GREENSBORO — Joey Cheek knew exactly what he wanted to do from the time he was 10 years old.

From the moment he joined the rollerblading team at the Skateland on North Church Street, he did and thought about little else but skating. He loved to train and race in a sport that gave no scholarships and little recognition to its champions.

“Being excellent at something really matters,” Cheek told the UNC-Greensboro commencement audience Friday morning. “When you hear these speeches, people often say what matters is to participate, to try your best. All these things are true.

“But the reason we have to say these at graduation speeches is that there’s so much evidence that being the best at something is incredibly awesome. It is worth the work you put in.”

Cheek is the speedskater with three Olympic medals. Since winning gold at the Turin Games in 2006, he has worked as a broadcaster, entrepreneur and humanitarian. His teammates picked him to carry the United States flag in the closing ceremony in 2006. Friday night, he will be inducted into the N.C. Sports Hall of Fame in Raleigh.

Cheek also is a Greensboro native who grew up about 4 miles from the Greensboro Coliseum, where UNCG held its commencement. UNCG awarded nearly 2,700 degrees, making it the biggest graduating class in the university’s history.

In a 20-minute speech watched by his mother and thousands of friends and family members of the graduates, Cheek told a long story about a speedskating trip to Butte, Montana, and mocked himself at times.

Cheek admitted that he was a bit nervous about the prospect of having to entertain and enlighten a commencement crowd of “people who already know everything — 22-year-old college graduates.”

But Cheek said he thought the graduates could benefit from the words of advice from someone who had known real pain and anxiety.

“You want a (speaker) who spent his formative years, a lot of his teens and well into his 20s wearing full-bodied spandex tights for a living,” Cheek deadpanned. “And you’re in luck.”

But much of his talk was serious.

Cheek told the graduates that they’ll know when they’ve found the thing in which they’ll excel.

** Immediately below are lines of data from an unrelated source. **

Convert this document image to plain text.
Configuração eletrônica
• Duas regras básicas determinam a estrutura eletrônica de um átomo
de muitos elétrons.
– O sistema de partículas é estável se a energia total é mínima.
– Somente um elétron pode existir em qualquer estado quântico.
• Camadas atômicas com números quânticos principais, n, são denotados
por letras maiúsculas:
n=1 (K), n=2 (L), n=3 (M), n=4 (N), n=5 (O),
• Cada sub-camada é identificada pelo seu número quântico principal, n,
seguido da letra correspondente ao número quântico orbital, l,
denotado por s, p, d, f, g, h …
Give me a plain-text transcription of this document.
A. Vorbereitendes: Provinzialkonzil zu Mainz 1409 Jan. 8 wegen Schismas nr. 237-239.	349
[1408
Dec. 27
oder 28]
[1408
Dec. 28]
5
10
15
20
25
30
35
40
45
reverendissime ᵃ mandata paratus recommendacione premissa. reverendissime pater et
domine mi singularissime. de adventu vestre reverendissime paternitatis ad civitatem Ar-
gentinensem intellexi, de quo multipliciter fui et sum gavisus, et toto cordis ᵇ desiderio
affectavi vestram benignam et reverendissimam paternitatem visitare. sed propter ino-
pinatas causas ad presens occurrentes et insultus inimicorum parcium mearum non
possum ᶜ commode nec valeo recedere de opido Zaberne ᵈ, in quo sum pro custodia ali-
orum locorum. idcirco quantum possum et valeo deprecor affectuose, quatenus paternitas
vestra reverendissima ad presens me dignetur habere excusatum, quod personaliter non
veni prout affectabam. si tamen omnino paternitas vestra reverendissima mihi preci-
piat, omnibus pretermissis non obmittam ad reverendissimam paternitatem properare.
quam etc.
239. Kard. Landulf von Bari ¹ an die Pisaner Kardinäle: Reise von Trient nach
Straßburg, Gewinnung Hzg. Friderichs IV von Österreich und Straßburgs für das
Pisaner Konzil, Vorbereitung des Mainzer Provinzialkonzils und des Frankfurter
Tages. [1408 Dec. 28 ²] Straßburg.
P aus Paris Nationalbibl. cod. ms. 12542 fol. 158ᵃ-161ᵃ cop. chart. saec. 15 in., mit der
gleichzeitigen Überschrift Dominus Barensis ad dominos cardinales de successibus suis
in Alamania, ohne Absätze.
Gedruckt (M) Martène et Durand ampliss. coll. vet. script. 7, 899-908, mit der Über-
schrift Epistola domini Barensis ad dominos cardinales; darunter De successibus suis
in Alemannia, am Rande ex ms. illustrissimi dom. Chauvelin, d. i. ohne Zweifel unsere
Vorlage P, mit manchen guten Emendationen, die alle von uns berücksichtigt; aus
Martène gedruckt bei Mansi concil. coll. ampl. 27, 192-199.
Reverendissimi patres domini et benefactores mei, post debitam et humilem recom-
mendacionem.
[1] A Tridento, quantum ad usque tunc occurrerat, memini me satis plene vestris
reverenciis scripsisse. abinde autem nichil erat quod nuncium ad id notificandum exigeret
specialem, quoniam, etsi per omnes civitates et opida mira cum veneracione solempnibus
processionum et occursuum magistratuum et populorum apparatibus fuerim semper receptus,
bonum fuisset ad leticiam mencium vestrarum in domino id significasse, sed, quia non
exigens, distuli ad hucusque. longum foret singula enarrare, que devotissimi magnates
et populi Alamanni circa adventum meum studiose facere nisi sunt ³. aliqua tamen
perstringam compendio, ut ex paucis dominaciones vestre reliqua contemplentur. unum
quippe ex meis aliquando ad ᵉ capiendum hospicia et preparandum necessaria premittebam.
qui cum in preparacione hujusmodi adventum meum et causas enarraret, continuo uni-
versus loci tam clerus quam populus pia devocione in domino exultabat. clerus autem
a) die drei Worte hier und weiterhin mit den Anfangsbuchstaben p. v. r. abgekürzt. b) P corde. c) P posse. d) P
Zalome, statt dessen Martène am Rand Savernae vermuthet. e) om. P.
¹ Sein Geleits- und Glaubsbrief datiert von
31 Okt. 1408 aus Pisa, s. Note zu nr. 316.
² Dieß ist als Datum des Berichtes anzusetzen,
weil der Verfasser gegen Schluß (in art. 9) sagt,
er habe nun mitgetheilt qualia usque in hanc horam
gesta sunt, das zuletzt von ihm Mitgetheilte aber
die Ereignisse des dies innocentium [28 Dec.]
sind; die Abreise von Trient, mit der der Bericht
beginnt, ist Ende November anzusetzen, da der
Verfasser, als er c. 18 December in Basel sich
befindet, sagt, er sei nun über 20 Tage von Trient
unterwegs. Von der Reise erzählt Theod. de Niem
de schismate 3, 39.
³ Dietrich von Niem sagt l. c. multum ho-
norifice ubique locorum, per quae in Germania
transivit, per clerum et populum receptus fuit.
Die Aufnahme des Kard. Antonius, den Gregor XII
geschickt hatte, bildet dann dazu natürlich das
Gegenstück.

“The thing that you’re meant to do is the thing you wake up thinking about,” Cheek said. “It’s the thing your mind wanders to when no one else is around. It’s the thing you think about when you’re in the shower washing your hair.”

Excellence does matter, Cheek said.

Though Cheek trained for hundreds of hours for only four minutes of racing time at the Olympics, he knew that the world would turn its collective eyes to him if he won gold. This attention would be brief — Cheek said the gold medal spotlight dimmed after only about a week — but he told the commencement audience he intended to take full advantage of it.

His travels around the world as a speedskater gave him an appreciation of the world far beyond Greensboro. And he was troubled by media reports of the catastrophe unfolding in Sudan.

After he won gold and with the world watching, Cheek announced that he would donate his Olympic bonus to Right to Play, a humanitarian group that works with children around the world. Cheek challenged others — his fellow athletes, Olympic sponsors, the people of Greensboro when they held a welcome-home parade for him — to give as well. Many came through.

“I did work hard, and I did deserve the success I had on the field of play, …” Cheek said. “But winning is not the entire story. I’ve been blessed by fortune or fate or God, and that gives me obligation.

“I decided the world I want to live in is this: If you’re powerful, if you’re wise, if you’re bold, if you’re brave, you help others achieve the same thing.”